El profesor Fernando Gallego dictaba clases de biología, ciencias naturales y filosofía en el colegio Claret del Líbano, Tolima. Cortesía
El precio de la verdad y la muerte profetizada
El peso de lo no escuchado se le instaló en el alma. Galleguito era un hombre noble, la nobleza personificada. Un hombre que, incluso después de ser humillado, seguía ayudando a los estudiantes con sus tesis. Fue un padre para sus hermanos, un ángel para su madre, a quien amaba y de cuyo lado jamás se separó.
Pero la carga emocional que le produjo la muerte de más de 24.000 personas que él pudo evitar le pasó factura. El hombre que había advertido sobre los infartos por contaminación fue víctima de su propia profecía. Era hipertenso y sumamente nervioso, condiciones que se agravaron con el estrés y la desazón.

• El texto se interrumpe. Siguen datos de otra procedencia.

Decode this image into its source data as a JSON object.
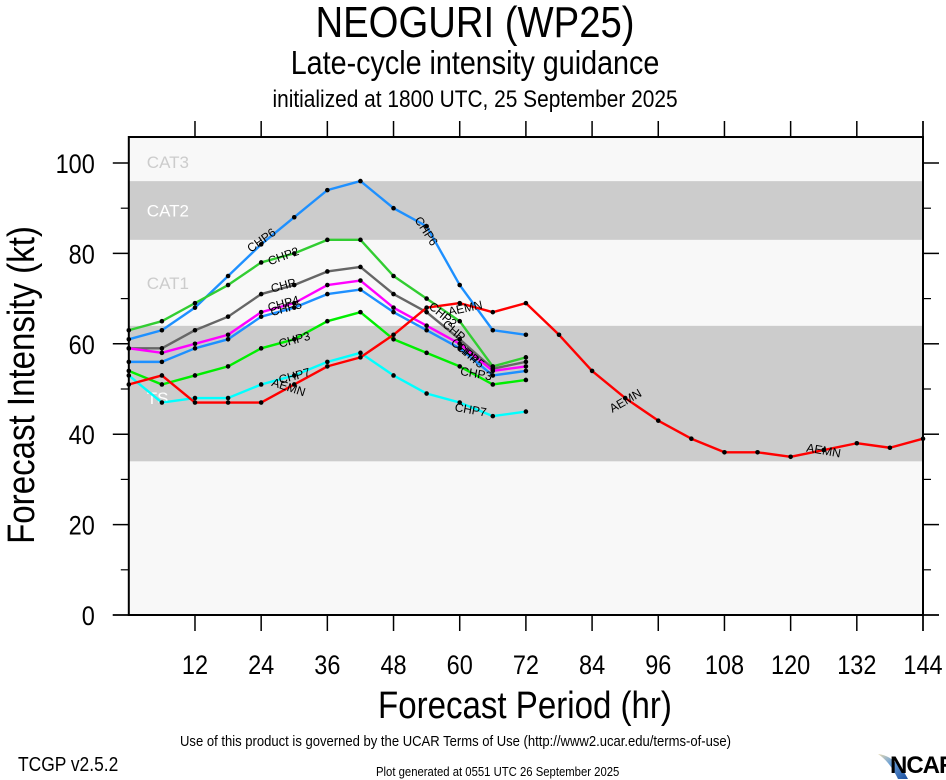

El genio que había predicho con exactitud la fecha de la erupción, la composición de la avalancha y el fin de un pueblo, murió de la manera más sencilla e irónica: un infarto fulminante. El hombre que cargó con el destino de miles murió por la fragilidad de su propio corazón. Norela cree que las dos visitas semanales al Nevado, que en sus últimos tiempos fueron casi diarias, también le afectaron la salud.
Murió un año después de haberse pensionado, a los 66 años, en 2011. Venía de un evento cultural en la Casa de la Cultura de Líbano. Iba camino a su casa, y una cuadra antes de llegar, el cansancio y la rabia contenida le cobraron la factura final. Un conductor que pasaba por allí lo vio caer. Cuando su hermana llegó, no había nada que hacer.
El regreso a la tierra
Fernando Gallego no ha muerto. "Él sigue ahí latente", dice Norela. Y su memoria es el único refugio ante la "desazón de no haber sido escuchado".
Su familia sabe que la naturaleza, a la que él había servido y que amaba con la obsesión de un enamorado, le brindó una elegía. El día de su despedida, los pájaros se reunieron y, cuando el cuerpo finalmente se fue, comenzaron a cantar.
Fue el recibimiento de la tierra al guardián de la montaña, al genio que se quedó en este mundo "como prestadito" y que solo regresó a casa cuando el Ruiz, por fin, tuvo que darle la razón.
Fue un consuelo, un bálsamo místico que le dijo a la familia, en el idioma del viento y las aves, que Fernando, el loco, el hombre que no quiso el título de ministro y que eligió ser el profeta de la catástrofe, estaba en paz, finalmente en el único lugar donde fue escuchado con respeto.